Green Arrow and Black Canary 15

This comic has everything a first issue should have - an origin recap, a look at the main relationships and an action sequence or two.

It's a shame, then, that this isn't a first issue. It's number 15 and it seems new writer Andrew Kreisberg hasn't noticed. Why else spend pages showing us Ollie's beginnings and how much he and Dinah love one another? The latter comes in cringeworthy dual narrative boxes as Ollie bids to rescue Dinah from Dregz the Throwaway Villain.

Who? Exactly. He's just there to hold Dinah - knife to the throat, of course, so she can't use her sonic scream to save her own bacon - while Ollie has his 'in case you just joined us' flashbacks for, in the words of the title, 1.078 seconds. As well as the origin and relationship stuff, Ollie's thoughts bring us up to speed about some actual fresh happenings, as Mia and Connor Hawke are speedily written out.

Kreisberg does deliver some nice moments, such as Ollie calculating his shot, and a terrific line from Dinah as she finally gets to defend herself, but these are balanced out by some horrid dialogue. Connor, for one, seems to have spent his convalescence watching bad daytime soaps, telling Ollie and Dinah: 'This isn't a reflection on you. It's about my reflection. The one that stares back at me in the mirror. It's not mine yet. I don't know if it's because I've lost something . . . or maybe now I realise that I need something that I've never had. But even if I don't know who I am . . . I know where home is'

This last line is said as Conner hugs his dear old dad, and Dinah looks on adoringly. Pass the sick back Ethel.

I wonder if Kreisberg is simply trying too hard - some of the narration is very self-conscious, as if he's trying for the poetic. Certainly it doesn't seem the sort of thing Ollie would have going through his head in a combat situation. Really, what motivates the flashbacks? Ollie needs to be in the moment, not playing 'who I am and how I came to be'. It's not even as if a recap is needed so soon, Andy Diggle spent a whole mini on Green Arrow's early years recently - and there's another look due in a month or two, as DC has its Origins and Omens month. Maybe editor Mike Carlin thought TV writer Kreisberg (Boston Legal, Eli Stone) would entice new readers, and wanted to bring them up to speed. If that's the case, Dinah should have had her close-up too, as this is meant to be her book as much as Ollie's.

Still on the narrative front, please, no Superman/Batman-style alternate thought boxes; they're just plain annoying. If we're going to have internal monologues, use the grammar of comics, that is, bubbles. They worked fine for 60 years or something.

A query for more regular readers than me (I jumped ship a couple of issues into the current series as Judd Winick's fast and loose style of plotting failed to appeal): when exactly did Dinah gain super-speed?
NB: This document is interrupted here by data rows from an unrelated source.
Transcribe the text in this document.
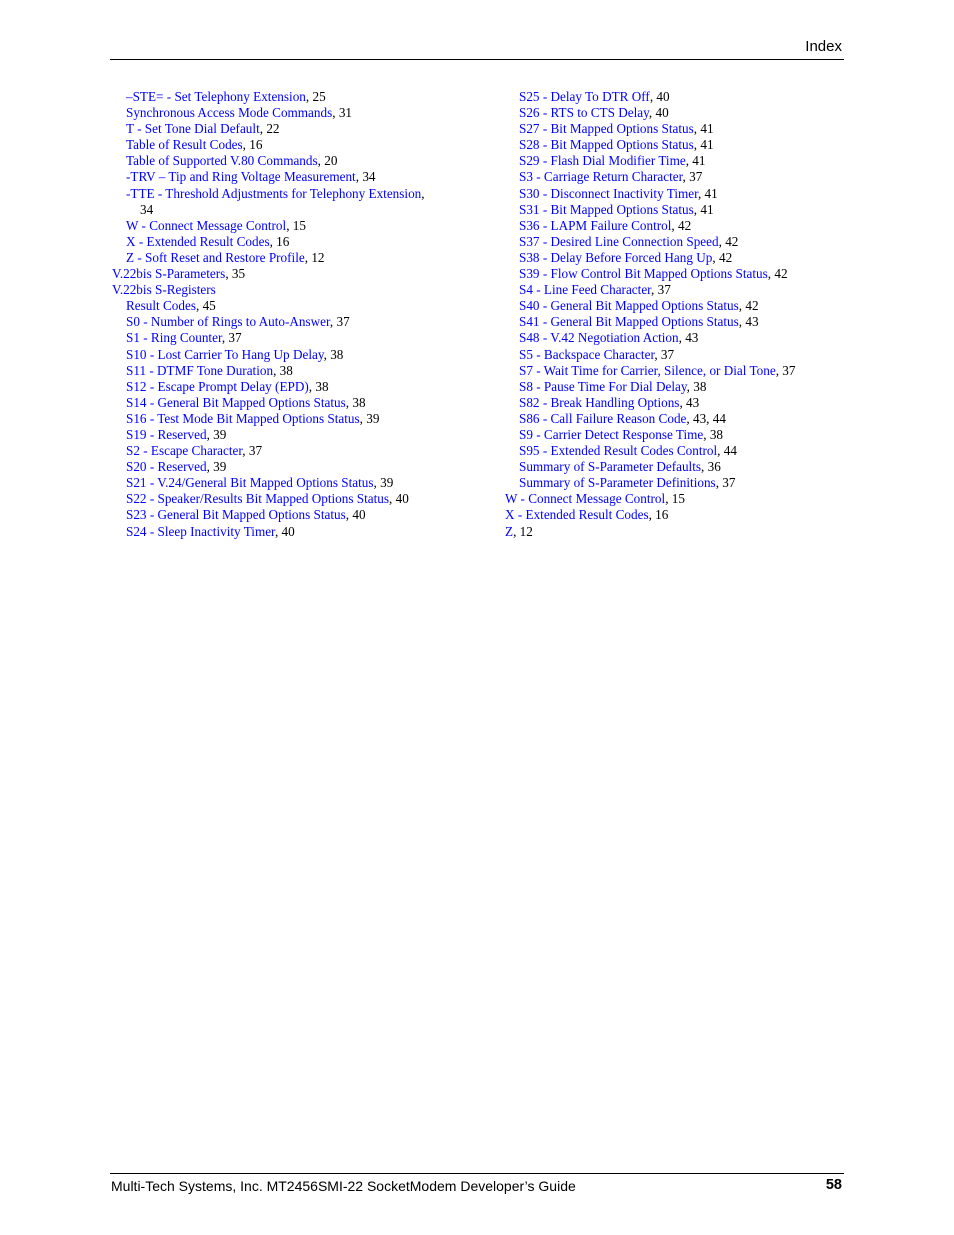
Index
–STE= - Set Telephony Extension, 25
Synchronous Access Mode Commands, 31
T - Set Tone Dial Default, 22
Table of Result Codes, 16
Table of Supported V.80 Commands, 20
-TRV – Tip and Ring Voltage Measurement, 34
-TTE - Threshold Adjustments for Telephony Extension,
34
W - Connect Message Control, 15
X - Extended Result Codes, 16
Z - Soft Reset and Restore Profile, 12
V.22bis S-Parameters, 35
V.22bis S-Registers
Result Codes, 45
S0 - Number of Rings to Auto-Answer, 37
S1 - Ring Counter, 37
S10 - Lost Carrier To Hang Up Delay, 38
S11 - DTMF Tone Duration, 38
S12 - Escape Prompt Delay (EPD), 38
S14 - General Bit Mapped Options Status, 38
S16 - Test Mode Bit Mapped Options Status, 39
S19 - Reserved, 39
S2 - Escape Character, 37
S20 - Reserved, 39
S21 - V.24/General Bit Mapped Options Status, 39
S22 - Speaker/Results Bit Mapped Options Status, 40
S23 - General Bit Mapped Options Status, 40
S24 - Sleep Inactivity Timer, 40
S25 - Delay To DTR Off, 40
S26 - RTS to CTS Delay, 40
S27 - Bit Mapped Options Status, 41
S28 - Bit Mapped Options Status, 41
S29 - Flash Dial Modifier Time, 41
S3 - Carriage Return Character, 37
S30 - Disconnect Inactivity Timer, 41
S31 - Bit Mapped Options Status, 41
S36 - LAPM Failure Control, 42
S37 - Desired Line Connection Speed, 42
S38 - Delay Before Forced Hang Up, 42
S39 - Flow Control Bit Mapped Options Status, 42
S4 - Line Feed Character, 37
S40 - General Bit Mapped Options Status, 42
S41 - General Bit Mapped Options Status, 43
S48 - V.42 Negotiation Action, 43
S5 - Backspace Character, 37
S7 - Wait Time for Carrier, Silence, or Dial Tone, 37
S8 - Pause Time For Dial Delay, 38
S82 - Break Handling Options, 43
S86 - Call Failure Reason Code, 43, 44
S9 - Carrier Detect Response Time, 38
S95 - Extended Result Codes Control, 44
Summary of S-Parameter Defaults, 36
Summary of S-Parameter Definitions, 37
W - Connect Message Control, 15
X - Extended Result Codes, 16
Z, 12
Multi-Tech Systems, Inc. MT2456SMI-22 SocketModem Developer’s Guide	58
She surely has it this issue.

All in all, not a great first effort from Kreisberg - too much Green Arrow 101, not enough Green Arrow and Black Canary 15. Add in some clunky humour forcing Dinah into the role of Seventies sitcom mom and a melodramatic aside involving an apparently abused wife, and you have a middlingly entertaining book that's nowhere near the smart read I expected from a professional TV guy. But I'll give Kreisberg another couple of issues, see where he goes once he gets the transition stuff out of the way (I expect Dinah to have an origin recap next month). Maybe he'll find a tone for the book I like.

As for the art, penciller Mike Norton always does a decent job, and he has one or two great moments here, such as Dinah using her canary cry, and Ollie in his original garb (before he pulled on a hood, apparently deciding that archers didn't need peripheral vision). And I was delighted to see veteran Joe Rubinstein on inks, the man is terribly undervalued.

The 'new era' is underlined by a painted cover by Jose Ladronn and it's not great - awkward positioning makes Ollie look like a headless bug while Dinah looks like a senior citizen in a fright wig. And the threatening Dregz only just edges his way into shot. I'm tired of painted covers on comics that use line art, they just don't work - give me a sharp Brian Bolland or Alan Davis illo anytime. Or why not give Norton and Rubinstein a crack,if they're sticking around?